How do you support women?

I’m fortunate to be part of The Chicago Network, a group of executive women committed to identifying and providing mentorship for future leaders. Our annual Women At The Forefront luncheon and Launchpad Series exemplify that mission. I am also active in the women’s group for ACG, which has created outreach and programming for women professionals; serve on several private company boards, often as the first woman member; and offer insights to women and businesses privately.

What is your advice for women?

Many people didn’t think I could succeed as both the mother of five and the CEO of a fast-growing investment bank. My advice: Don’t let others define what you can and can’t do. Your professional and personal passions are not mutually exclusive, unless you make them so. Be yourself. Seek both sponsors and mentors. Network to find someone outside your organization to brainstorm conversations you may need to have inside your organization.

When you’re not making deals, what is your favorite thing to do?

Deals run fast and often intensely. As a counter balance, I love spending relaxed time with my friends, husband, five kids and 41 nieces and nephews. I am an avid runner and skier and enjoy spending family time in the mountains. I’m working on regaining my French fluency as my eldest recently married his longtime French girlfriend in France.

What other career path might you have chosen?

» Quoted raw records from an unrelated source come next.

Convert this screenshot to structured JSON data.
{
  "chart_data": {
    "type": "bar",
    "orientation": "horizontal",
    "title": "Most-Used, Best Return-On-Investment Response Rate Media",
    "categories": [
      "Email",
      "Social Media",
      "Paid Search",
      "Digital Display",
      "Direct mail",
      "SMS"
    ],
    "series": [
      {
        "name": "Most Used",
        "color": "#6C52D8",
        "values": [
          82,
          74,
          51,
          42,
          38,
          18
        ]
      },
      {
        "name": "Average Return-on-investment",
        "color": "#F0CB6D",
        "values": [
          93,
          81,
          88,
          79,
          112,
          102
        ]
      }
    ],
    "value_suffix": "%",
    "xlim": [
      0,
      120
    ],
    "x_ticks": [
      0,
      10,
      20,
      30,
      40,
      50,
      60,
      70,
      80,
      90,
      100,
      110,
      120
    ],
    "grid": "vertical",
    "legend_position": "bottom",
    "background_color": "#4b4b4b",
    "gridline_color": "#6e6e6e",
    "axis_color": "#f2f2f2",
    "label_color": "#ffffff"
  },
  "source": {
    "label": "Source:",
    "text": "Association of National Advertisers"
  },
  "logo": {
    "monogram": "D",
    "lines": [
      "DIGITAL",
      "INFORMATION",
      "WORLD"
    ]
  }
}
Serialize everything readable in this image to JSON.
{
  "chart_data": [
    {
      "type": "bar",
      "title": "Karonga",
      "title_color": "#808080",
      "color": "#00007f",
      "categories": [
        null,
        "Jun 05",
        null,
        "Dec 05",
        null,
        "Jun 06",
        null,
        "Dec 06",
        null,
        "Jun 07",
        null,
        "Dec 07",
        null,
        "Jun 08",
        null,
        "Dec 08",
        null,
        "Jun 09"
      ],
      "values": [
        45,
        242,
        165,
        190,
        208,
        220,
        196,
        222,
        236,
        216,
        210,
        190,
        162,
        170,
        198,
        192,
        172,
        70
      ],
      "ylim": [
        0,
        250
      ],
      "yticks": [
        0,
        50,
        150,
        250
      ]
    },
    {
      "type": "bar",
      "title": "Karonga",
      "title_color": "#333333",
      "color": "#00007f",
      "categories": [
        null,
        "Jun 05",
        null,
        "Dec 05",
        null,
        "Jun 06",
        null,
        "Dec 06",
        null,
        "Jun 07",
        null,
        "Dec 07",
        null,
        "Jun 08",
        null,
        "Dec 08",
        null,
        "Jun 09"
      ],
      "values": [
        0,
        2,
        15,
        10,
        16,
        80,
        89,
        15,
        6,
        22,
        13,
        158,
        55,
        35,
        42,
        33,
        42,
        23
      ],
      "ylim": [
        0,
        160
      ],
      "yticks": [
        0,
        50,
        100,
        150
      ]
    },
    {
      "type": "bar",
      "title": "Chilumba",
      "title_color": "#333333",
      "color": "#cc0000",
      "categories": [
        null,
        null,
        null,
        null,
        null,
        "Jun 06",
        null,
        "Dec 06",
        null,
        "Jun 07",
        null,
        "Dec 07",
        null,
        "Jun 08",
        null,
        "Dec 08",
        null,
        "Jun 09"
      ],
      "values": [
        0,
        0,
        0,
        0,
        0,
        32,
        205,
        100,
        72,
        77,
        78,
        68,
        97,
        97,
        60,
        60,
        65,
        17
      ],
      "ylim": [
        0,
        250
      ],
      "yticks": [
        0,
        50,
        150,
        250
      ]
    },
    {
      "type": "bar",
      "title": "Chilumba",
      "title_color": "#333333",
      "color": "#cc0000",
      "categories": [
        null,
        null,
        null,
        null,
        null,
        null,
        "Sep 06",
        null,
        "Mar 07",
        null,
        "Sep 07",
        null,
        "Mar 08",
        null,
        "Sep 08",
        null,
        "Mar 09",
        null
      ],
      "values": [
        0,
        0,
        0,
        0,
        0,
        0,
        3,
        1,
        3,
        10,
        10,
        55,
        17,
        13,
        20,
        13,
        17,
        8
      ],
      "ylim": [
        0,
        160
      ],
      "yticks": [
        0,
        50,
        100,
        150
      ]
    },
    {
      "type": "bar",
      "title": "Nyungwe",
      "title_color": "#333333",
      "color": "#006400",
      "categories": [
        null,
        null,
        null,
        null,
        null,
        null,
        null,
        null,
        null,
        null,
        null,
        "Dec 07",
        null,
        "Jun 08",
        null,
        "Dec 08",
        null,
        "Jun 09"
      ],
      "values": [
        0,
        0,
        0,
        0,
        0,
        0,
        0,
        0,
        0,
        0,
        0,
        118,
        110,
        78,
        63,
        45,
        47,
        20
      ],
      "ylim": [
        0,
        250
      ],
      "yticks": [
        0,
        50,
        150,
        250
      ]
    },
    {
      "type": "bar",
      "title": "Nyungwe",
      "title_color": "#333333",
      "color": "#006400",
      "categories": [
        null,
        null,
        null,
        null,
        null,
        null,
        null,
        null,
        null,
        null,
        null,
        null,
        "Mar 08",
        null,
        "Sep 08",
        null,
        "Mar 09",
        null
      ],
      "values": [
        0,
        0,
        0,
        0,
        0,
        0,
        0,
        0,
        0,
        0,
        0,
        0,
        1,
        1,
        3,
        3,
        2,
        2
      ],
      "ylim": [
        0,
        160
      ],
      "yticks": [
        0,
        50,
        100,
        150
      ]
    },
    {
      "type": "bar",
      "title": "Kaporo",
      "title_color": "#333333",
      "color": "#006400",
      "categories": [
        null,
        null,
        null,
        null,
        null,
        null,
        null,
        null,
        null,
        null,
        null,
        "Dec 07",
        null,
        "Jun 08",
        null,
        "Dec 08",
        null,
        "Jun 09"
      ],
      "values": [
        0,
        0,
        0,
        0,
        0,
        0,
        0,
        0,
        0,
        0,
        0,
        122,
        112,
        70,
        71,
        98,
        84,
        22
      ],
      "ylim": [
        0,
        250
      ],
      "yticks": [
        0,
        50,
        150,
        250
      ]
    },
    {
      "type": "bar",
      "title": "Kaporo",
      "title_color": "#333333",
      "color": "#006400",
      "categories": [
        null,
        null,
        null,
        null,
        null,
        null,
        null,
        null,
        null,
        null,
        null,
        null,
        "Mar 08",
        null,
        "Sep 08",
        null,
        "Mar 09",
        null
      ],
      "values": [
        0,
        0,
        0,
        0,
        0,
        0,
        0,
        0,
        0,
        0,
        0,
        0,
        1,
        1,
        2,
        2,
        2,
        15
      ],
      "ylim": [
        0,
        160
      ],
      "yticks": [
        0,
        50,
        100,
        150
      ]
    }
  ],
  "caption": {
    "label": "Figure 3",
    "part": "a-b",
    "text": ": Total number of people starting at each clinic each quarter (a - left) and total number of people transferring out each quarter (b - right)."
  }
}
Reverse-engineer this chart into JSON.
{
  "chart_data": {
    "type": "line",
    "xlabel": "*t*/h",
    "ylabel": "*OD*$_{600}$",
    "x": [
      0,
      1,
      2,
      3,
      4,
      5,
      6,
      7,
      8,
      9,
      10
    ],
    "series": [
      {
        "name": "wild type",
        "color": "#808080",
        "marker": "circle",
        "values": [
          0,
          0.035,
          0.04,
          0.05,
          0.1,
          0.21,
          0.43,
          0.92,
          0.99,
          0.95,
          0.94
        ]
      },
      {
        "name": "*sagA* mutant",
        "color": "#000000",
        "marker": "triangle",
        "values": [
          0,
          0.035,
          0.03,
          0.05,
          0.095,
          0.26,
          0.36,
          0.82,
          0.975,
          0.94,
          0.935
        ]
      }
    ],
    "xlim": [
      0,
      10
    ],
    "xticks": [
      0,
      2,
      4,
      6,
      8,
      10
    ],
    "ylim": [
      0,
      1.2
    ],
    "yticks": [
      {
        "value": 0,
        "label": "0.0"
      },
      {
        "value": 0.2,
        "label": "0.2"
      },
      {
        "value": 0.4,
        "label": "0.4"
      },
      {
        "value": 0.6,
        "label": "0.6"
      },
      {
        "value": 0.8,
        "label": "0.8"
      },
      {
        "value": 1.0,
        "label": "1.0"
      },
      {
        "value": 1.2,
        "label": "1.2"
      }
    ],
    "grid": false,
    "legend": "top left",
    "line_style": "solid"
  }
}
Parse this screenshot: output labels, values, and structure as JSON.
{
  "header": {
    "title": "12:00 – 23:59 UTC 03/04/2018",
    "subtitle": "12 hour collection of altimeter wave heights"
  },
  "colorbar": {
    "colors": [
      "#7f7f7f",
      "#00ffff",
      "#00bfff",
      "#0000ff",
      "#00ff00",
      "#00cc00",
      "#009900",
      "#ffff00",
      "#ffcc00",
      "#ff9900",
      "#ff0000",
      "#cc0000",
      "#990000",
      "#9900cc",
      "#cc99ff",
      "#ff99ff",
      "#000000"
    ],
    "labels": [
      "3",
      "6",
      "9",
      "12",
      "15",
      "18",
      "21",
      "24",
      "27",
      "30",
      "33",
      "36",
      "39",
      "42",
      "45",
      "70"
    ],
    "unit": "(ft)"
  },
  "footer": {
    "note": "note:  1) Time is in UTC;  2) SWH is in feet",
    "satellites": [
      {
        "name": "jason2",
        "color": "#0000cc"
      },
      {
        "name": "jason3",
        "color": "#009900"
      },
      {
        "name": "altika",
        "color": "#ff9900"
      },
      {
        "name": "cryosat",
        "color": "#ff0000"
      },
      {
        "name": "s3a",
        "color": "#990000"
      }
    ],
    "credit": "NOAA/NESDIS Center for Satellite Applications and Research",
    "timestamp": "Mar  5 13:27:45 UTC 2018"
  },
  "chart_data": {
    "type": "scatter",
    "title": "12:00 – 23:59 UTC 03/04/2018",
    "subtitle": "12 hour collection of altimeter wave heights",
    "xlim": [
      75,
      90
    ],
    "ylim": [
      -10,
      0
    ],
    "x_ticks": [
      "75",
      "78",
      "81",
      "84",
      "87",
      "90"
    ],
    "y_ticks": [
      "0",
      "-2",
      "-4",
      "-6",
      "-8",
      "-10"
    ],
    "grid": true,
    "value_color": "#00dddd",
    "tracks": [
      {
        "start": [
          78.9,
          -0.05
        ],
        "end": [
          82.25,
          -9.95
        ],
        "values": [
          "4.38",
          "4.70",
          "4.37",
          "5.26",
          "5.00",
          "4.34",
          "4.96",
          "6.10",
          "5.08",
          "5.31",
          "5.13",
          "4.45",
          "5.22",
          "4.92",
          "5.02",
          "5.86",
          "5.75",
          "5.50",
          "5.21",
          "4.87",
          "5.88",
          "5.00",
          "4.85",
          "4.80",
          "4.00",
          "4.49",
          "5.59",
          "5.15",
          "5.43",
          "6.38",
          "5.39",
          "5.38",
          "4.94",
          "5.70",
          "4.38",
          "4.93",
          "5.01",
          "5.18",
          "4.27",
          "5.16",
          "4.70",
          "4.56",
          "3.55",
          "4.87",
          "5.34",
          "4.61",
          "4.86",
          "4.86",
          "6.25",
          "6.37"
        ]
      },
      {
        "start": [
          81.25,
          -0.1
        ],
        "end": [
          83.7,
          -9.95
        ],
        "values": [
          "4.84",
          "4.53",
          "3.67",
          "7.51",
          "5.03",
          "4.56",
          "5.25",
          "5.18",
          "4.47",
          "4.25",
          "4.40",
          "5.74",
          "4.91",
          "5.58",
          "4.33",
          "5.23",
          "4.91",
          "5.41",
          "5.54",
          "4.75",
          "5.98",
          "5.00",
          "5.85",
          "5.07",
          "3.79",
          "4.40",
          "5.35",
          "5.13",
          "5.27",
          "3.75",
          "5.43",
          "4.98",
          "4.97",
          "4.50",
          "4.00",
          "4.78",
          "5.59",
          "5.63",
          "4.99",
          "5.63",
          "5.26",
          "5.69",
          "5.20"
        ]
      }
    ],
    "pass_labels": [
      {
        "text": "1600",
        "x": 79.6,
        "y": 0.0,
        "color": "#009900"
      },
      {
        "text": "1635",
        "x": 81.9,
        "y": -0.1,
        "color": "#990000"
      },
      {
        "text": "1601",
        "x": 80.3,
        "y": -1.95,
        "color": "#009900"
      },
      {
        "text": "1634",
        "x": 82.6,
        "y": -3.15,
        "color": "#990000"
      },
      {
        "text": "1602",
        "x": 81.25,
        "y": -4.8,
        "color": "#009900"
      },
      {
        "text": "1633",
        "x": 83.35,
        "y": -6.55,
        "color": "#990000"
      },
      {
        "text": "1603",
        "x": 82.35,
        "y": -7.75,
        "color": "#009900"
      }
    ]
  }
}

It’s interesting how I’ve learned more about myself through each career experience, from my first job at Continental Illinois National Bank, through my Education at University of Chicago’s Booth Business School, and including launching my own investment bank in 2009. My current career complements me so well. I feel truly blessed to have navigated towards a profession that continuously provides invitations for personal and professional growth. Further, my ability to make a difference is deeply rewarding. My advice to women is to always be learning and questioning. With authenticity to yourself you will navigate to a richly rewarding place for yourself.